[Math] Translation- and linear transformation- invariance of Lebesgue measure, Rudin

lebesgue-measurereal-analysis

I'm reading Rudin's Real and Complex Analysis and I'm puzzled about theorem 2.20, in which the Lebesgue measure is constructed via the Riesz representation theorem. Specifically, parts (c) and (e) of theorem 2.20 are on the translation-invariance of the Lebesgue measure, and how composition of the Lebesgue measure with a linear transformation is a scalar multiple of the Lebesgue measure, respectively.

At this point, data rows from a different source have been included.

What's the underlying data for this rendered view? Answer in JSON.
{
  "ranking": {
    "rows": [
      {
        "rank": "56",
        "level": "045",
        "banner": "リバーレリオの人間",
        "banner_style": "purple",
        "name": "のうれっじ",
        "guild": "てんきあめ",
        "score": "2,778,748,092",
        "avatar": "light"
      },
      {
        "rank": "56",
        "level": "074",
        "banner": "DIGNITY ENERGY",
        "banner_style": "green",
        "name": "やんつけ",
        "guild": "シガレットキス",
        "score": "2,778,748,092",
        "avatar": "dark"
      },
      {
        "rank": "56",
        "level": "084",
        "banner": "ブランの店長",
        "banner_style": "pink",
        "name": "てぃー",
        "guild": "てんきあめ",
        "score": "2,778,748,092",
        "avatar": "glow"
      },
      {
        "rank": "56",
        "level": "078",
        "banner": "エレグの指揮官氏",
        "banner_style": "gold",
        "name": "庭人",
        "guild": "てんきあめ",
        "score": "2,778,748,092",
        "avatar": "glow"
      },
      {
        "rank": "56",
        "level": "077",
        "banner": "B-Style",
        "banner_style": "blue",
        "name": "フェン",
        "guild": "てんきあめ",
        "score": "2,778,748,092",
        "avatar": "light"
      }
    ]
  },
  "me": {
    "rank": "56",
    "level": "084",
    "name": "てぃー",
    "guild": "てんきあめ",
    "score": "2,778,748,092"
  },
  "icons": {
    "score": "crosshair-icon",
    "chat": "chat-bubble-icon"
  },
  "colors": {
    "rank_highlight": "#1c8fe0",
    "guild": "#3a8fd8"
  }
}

Proving these properties requires that translations of Lebesgue measurable sets are Lebesgue measurable, as are linear transformations of Lebesgue measurable sets. One might be able to prove these facts by showing such operations are continuous, since continuous functions are Borel measurable, and the Lebesgue measure is regular. I have some doubts that this is the best approach, since Rudin proves that bounded linear transformations are continuous much later in Chapter 5. Are there other ways to prove that linear transformations of measurable sets is measurable that might reasonably be adopted by a student of Rudin who hasn't gotten to Chapter 5?

Best Answer

I will attempt to fill in some details for RCA 2.20.

For part c:

We wish to verify the definition $\lambda(E) = m(x + E)$, for fixed $x \in \mathbb{R}^k $ using only material in Rudin prior to this point.

First note that if $E$ is open, $x + E$ is open and thus measurable (since every Borel set is m-measurable by the Riesz Representation Theorem). Next, we know $m(E) = m(x + E)$ for open $E$ using the fact that they agree on boxes and 2.19d.

Also, we know that if $E$ is closed, then certainly $x + E$ is closed. This leads to an important observation about $F_\sigma$'s and $G_\delta$'s. Let $\{F_i\}_{i=1}^\infty$ be a collection of closed sets and let $A = \bigcup_{i=1}^\infty F_i$. We have $$x + A = x + \bigcup_{i=1}^\infty F_i = \bigcup_{i=1}^\infty (x + F_i)$$ Since the translation of closed sets are closed, we have shown that the translation of an $F_\sigma$ is an $F_\sigma$ and thus is measurable. Similarly, the translation of a $G_\delta$ is a $G_\delta$ and thus is measurable.

That m is translation invariant for $G_\delta$'s and $F_\sigma$'s follows from the fact that m is regular and the fact that m is translation invariant on open sets, as previously discussed.

Finally, take an arbitrary measurable set $E$. By part b of the theorem there exists an $F_\sigma$, $A$, and a $G_\delta$, $B$, such that $A \subset E \subset B$ (Rudin's subset notation) and $m(B - A) = 0$. This implies that $x + A \subset x + E \subset x + B$. Since $x + A$ is an $F_\sigma$ and $x + B$ is a $G_\delta$ and $m(B-A) = m((x+B) - (x+A)) = 0$, we see immediately that part b of the theorem implies that $x + E$ is measurable and $m(E) = m(A) = m(x + A) = m(x + E)$, since m is complete.

For part e:

This proceeds more or less analogously to the previous part.

We begin with the preliminary observation that since the Borels are translation invariant (since translation is continuous) and since $T(E)$ is Borel if $E$ is Borel as noted by Rudin, the proof goes through for the restriction of $\mu$ to the Borel sigma algebra.

Next, notice that since both T and its inverse are continuous, we know that $T(E)$ is open if $E$ is open and closed if $E$ is closed.

By elementary set theory, then, $T$ maps $F_\sigma$'s to $F_\sigma$'s. Using the fact that $T$ is injective, we also see that $T$ maps $G_\delta$'s to $G_\delta$'s.

Let $E$ be an arbitrary measurable set. By part b of the theorem, there exists an $F_\sigma$, $A$, and a $G_\delta$, $B$, such that $A \subset E \subset B$ (Rudin's subset notation) and $m(B - A) = 0$. This implies $T(A) \subset T(E) \subset T(B)$. Since $T(A)$ is an $F_\sigma$ and $T(B)$ is a $G_\delta$ and $m(T(B) - T(A)) = \Delta(T)m(B-A) = 0$ (we used the fact that the proof went through for the restriction of $\mu$ to the Borel sigma algebra here), we see that part b of the theorem implies that $T(E)$ is measurable.